Among the approximately 4 million births in the United States each year, 2.4 million of those mothers elect to receive an epidural. Alarmingly 1 in 8 of those experience some complication – post-event headaches, chronic back pain, temporary paralysis or even death due to accidental misplacement and puncture of the spinal canal. Those complications are estimated to cost the healthcare system $200 million annually in direct and indirect costs.

The problem: placement and delivery of epidural needles are done entirely by feel without an available way to objectively determine when the needle has entered the epidural space versus other tissue types or the cerebrospinal fluid.

“My wife and I experienced first-hand the impact of an epidural misplacement complication during the birth of our son,” says T3 Labs Program Director Evan Goldberg. “The result was roughly 12 hours of extreme discomfort followed by an emergency C-section.”

A team of Georgia Tech students – Neuraline – aims to change that, reducing epidural delivery procedure time by as much as 50% while improving patient outcomes.

The team, assisted by James Rains, professor of practice with the Coulter Department of Biomedical Engineering at Georgia Tech, is developing a device that measures electrical impedance based on tissue type that alerts the anesthesiologist when the needle is in the proper location – the epidural space – for drug delivery. While novel, it is still compatible with existing needles and catheters.

Neuraline Co-Founder Cassidy Wang. Image credit: Georgia Tech Coulter Department of Biomedical Engineering.

“We are grateful to T3 Labs for providing access to the facilities and resources the team needed to be ready for our first ever preclinical session with a practicing anesthesiologist,” said Cassidy Wang, co-founder of Neuraline. “There we acquired the customer feedback and functional performance data needed to keep us moving forward efficiently on the complex pathway from concept to commercialization.”

According to Wang, the Neuraline team will enter Georgia Tech’s Startup Launch accelerator this summer where it will attempt to accomplish the necessary steps, including data acquisition, user input, design refinements and more to prepare for an FDA 510(k) application.

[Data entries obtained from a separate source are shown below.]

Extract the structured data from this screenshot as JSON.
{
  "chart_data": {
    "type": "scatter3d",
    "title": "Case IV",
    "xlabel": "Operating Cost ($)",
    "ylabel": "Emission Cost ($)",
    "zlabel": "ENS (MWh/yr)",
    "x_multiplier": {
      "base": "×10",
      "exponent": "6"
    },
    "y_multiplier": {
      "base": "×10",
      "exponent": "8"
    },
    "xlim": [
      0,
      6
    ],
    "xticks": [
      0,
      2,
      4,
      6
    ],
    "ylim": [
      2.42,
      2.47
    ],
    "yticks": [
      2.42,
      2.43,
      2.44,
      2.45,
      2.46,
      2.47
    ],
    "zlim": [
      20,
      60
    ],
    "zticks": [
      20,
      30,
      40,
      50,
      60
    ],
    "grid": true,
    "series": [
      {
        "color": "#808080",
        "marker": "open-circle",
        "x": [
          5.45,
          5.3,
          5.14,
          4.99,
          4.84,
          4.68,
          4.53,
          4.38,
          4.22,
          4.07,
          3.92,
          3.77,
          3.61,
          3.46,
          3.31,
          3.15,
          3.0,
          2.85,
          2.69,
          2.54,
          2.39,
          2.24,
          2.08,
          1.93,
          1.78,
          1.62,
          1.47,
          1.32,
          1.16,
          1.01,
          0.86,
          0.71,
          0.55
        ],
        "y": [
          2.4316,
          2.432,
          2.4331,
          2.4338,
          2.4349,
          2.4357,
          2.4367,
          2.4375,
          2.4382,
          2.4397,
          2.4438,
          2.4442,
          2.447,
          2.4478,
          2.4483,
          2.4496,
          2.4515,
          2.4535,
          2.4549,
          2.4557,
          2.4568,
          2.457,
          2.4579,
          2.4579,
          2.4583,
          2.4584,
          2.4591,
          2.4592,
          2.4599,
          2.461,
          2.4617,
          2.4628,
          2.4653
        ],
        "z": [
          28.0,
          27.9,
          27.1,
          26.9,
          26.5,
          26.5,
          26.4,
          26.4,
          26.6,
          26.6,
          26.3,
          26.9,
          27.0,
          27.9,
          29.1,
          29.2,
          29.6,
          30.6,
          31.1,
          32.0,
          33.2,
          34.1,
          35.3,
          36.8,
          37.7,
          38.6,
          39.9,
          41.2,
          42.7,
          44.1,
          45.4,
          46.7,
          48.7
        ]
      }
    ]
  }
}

“It is exceedingly rare for student medtech projects to become companies,” Rains said. “But in a very intentional way, and thanks to a robust local and regional medtech ecosystem, that is exactly what is happening here.”

Neuraline worked with physicians at Mayo Clinic in Jacksonville to define the clinical need and develop their prototype. The collaboration is the beginning of an effort to connect students from the #1 biomedical engineering program with the #1 hospital system in the country.

Each year T3 Labs offers promising biomedical engineering students access to facilities and resources needed to advance their medtech projects. “For so many reasons we want to help the team succeed in solving a gaping unmet clinical need,” Goldberg said.